3. The AddControl method creates a control for a specific member. Use the SecurityStrategy.CanRead method to check Read operation availability. If not available, create and disable the ProtectedContentEdit control which displays the '*******' placeholder. Otherwise:

   • Call the GetControl method to create an appropriate control depending on the member type. We use the LookUpEdit control for the associated Department property.
   • Add a binding to the Control.DataBindings collection.
   • Use the SecurityStrategy.CanWrite method to check Write operation availability and thus determine whether the control should be enabled.

   private void AddControl(LayoutControlItem layout, object targetObject, string memberName, string caption) {
       layout.Text = caption;
       Type type = targetObject.GetType();
       BaseEdit control;
       if(security.CanRead(targetObject, memberName)) {
           control = GetControl(type, memberName);
           if(control != null) {
               control.DataBindings.Add(
           new Binding(nameof(BaseEdit.EditValue), targetObject, memberName, true, DataSourceUpdateMode.OnPropertyChanged));
               control.Enabled = security.CanWrite(targetObject, memberName);
           }
       }
       else {
           control = new ProtectedContentEdit();
       }
       dataLayoutControl1.Controls.Add(control);
       layout.Control = control;
   }
   private BaseEdit GetControl(Type type, string memberName) {
       BaseEdit control = null;
       ITypeInfo typeInfo = securedObjectSpace.TypesInfo.FindTypeInfo(type);
       IMemberInfo memberInfo = typeInfo.FindMember(memberName);
       if(memberInfo != null) {
           if(memberInfo.IsAssociation) {
               control = new LookUpEdit();
               ((LookUpEdit)control).Properties.DataSource = securedObjectSpace.GetBindingList<Department>();
               ((LookUpEdit)control).Properties.DisplayMember = nameof(Department.Title);
               LookUpColumnInfo column = new LookUpColumnInfo(nameof(Department.Title));
               ((LookUpEdit)control).Properties.Columns.Add(column);
           }
           else {
               control = new TextEdit();
           }
       }
       return control;
   }

4. Use SecuredEFCoreObjectSpace to save all changes to the database in the saveBarButtonItem.ItemClick event handler and delete the current object in the deleteBarButtonItem.ItemClick event handler.

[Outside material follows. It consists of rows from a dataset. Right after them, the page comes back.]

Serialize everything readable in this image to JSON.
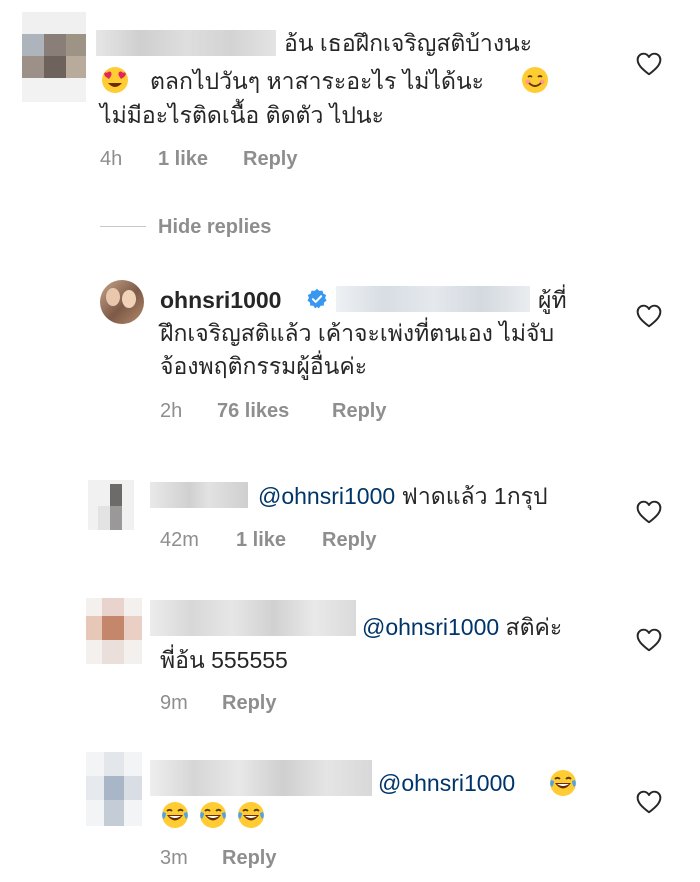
{
  "comments": [
    {
      "line1": "อ้น  เธอฝึกเจริญสติบ้างนะ",
      "line2": "ตลกไปวันๆ  หาสาระอะไร ไม่ได้นะ",
      "line3": "ไม่มีอะไรติดเนื้อ ติดตัว ไปนะ",
      "time": "4h",
      "likes": "1 like",
      "reply": "Reply",
      "emoji_left": "heart-eyes-emoji",
      "emoji_right": "smiling-face-emoji"
    },
    {
      "username": "ohnsri1000",
      "line1_end": "ผู้ที่",
      "line2": "ฝึกเจริญสติแล้ว เค้าจะเพ่งที่ตนเอง ไม่จับ",
      "line3": "จ้องพฤติกรรมผู้อื่นค่ะ",
      "time": "2h",
      "likes": "76 likes",
      "reply": "Reply",
      "verified_icon": "verified-badge-icon"
    },
    {
      "mention": "@ohnsri1000",
      "text": " ฟาดแล้ว 1กรุป",
      "time": "42m",
      "likes": "1 like",
      "reply": "Reply"
    },
    {
      "mention": "@ohnsri1000",
      "text": " สติค่ะ",
      "line2": "พี่อ้น 555555",
      "time": "9m",
      "reply": "Reply"
    },
    {
      "mention": "@ohnsri1000",
      "time": "3m",
      "reply": "Reply",
      "emoji": "face-with-tears-of-joy-emoji"
    }
  ],
  "hide_replies": "Hide replies",
  "colors": {
    "text": "#262626",
    "meta": "#8e8e8e",
    "mention": "#003569",
    "verified": "#3897f0"
  }
}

   private void SaveBarButtonItem_ItemClick(object sender, DevExpress.XtraBars.ItemClickEventArgs e) {
       securedObjectSpace.CommitChanges();
       Close();
   }
   private void DeleteBarButtonItem_ItemClick(object sender, DevExpress.XtraBars.ItemClickEventArgs e) {
       securedObjectSpace.Delete(employee);
       securedObjectSpace.CommitChanges();
       Close();
   }

.NET Core WinForms designer is in preview, so it is only possible to work with UI controls in code or use a workaround with linked files designed in .NET Framework projects (learn more). See also: .NET Core Support | WinForms Documentation.

1. Log in under User with an empty password.

2. Notice that secured data is displayed as "*******"

3. Press the Log Out button and log in under Admin to see all records.